Three tales of love, loss and longing gently come into focus in Be With Me, a Singaporean drama that requires patience but ultimately rewards it. Be prepared to listen with your eyes: with dialogue pared to a minimum (it's a good 20 minutes before anyone actually speaks) feelings are aired and shared via typewriter, text message and email. Clearly, these people have communication problems, but director Eric Khoo (12 Storeys) has the wherewithal to connect them to the viewer's emotions.

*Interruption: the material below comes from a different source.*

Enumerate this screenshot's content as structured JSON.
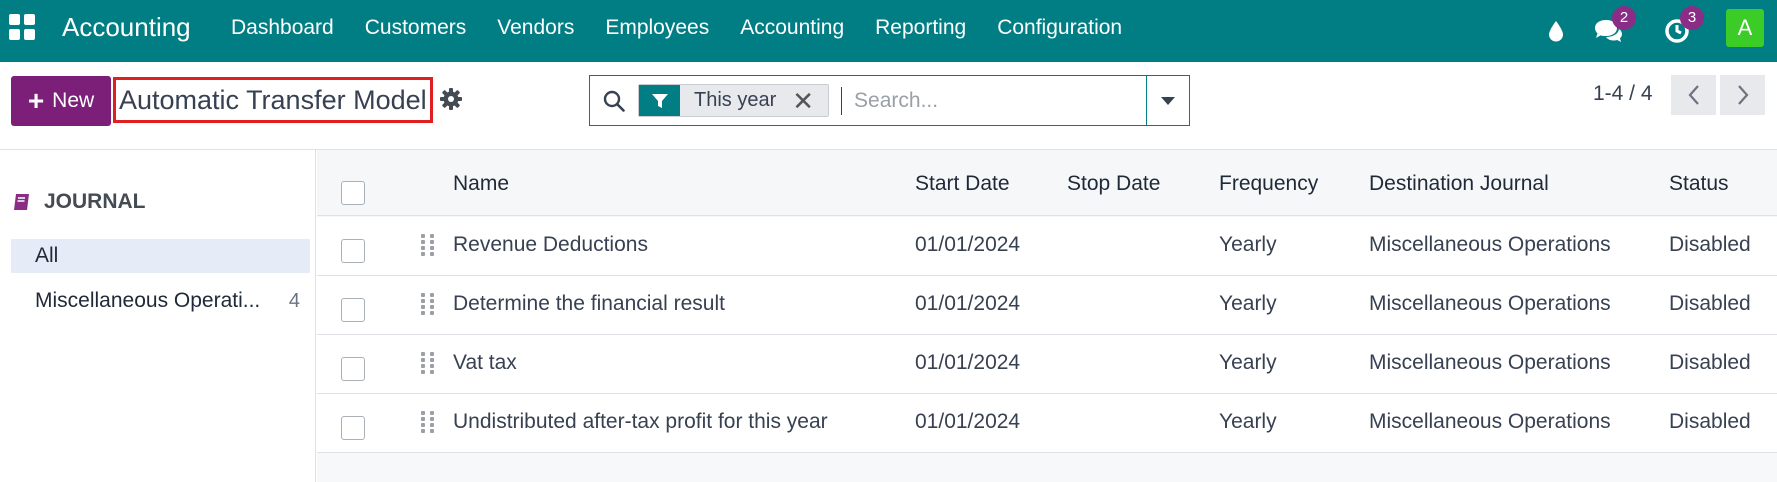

Khoo's hushed approach drip-feeds us details at a rate that's slow but steady enough to avert frustration. One of the strands centres on an ageing shopkeeper (Chiew Sung-ching) who brings his hospitalised wife patiently prepared cuisine. At the other end of the age spectrum we have a (slightly mawkish) teenage lesbian romance that begins in a chatroom but ends in despair. The third story revolves around Fatty (Seet Keng Yew), a face-stuffing security guard who worships a woman working in his building from afar.
"AWKWARD BUT ABSORBING"
In between the narrative fragments are chunks of typewritten wisdom ("Love disappears only when you do not understand what it means") from Theresa Chan, a real-life deaf-blind teacher who takes centre stage for a stretch. The switch from fiction to fact is at first awkward but then absorbing, as we read subtitled snippets from Chan's autobiography while watching her quietly inspiring daily routine. Rather than a distraction, she becomes the heart of the film; with the other threads turning into tragedies, it's a relief to have someone creating a sense of hope.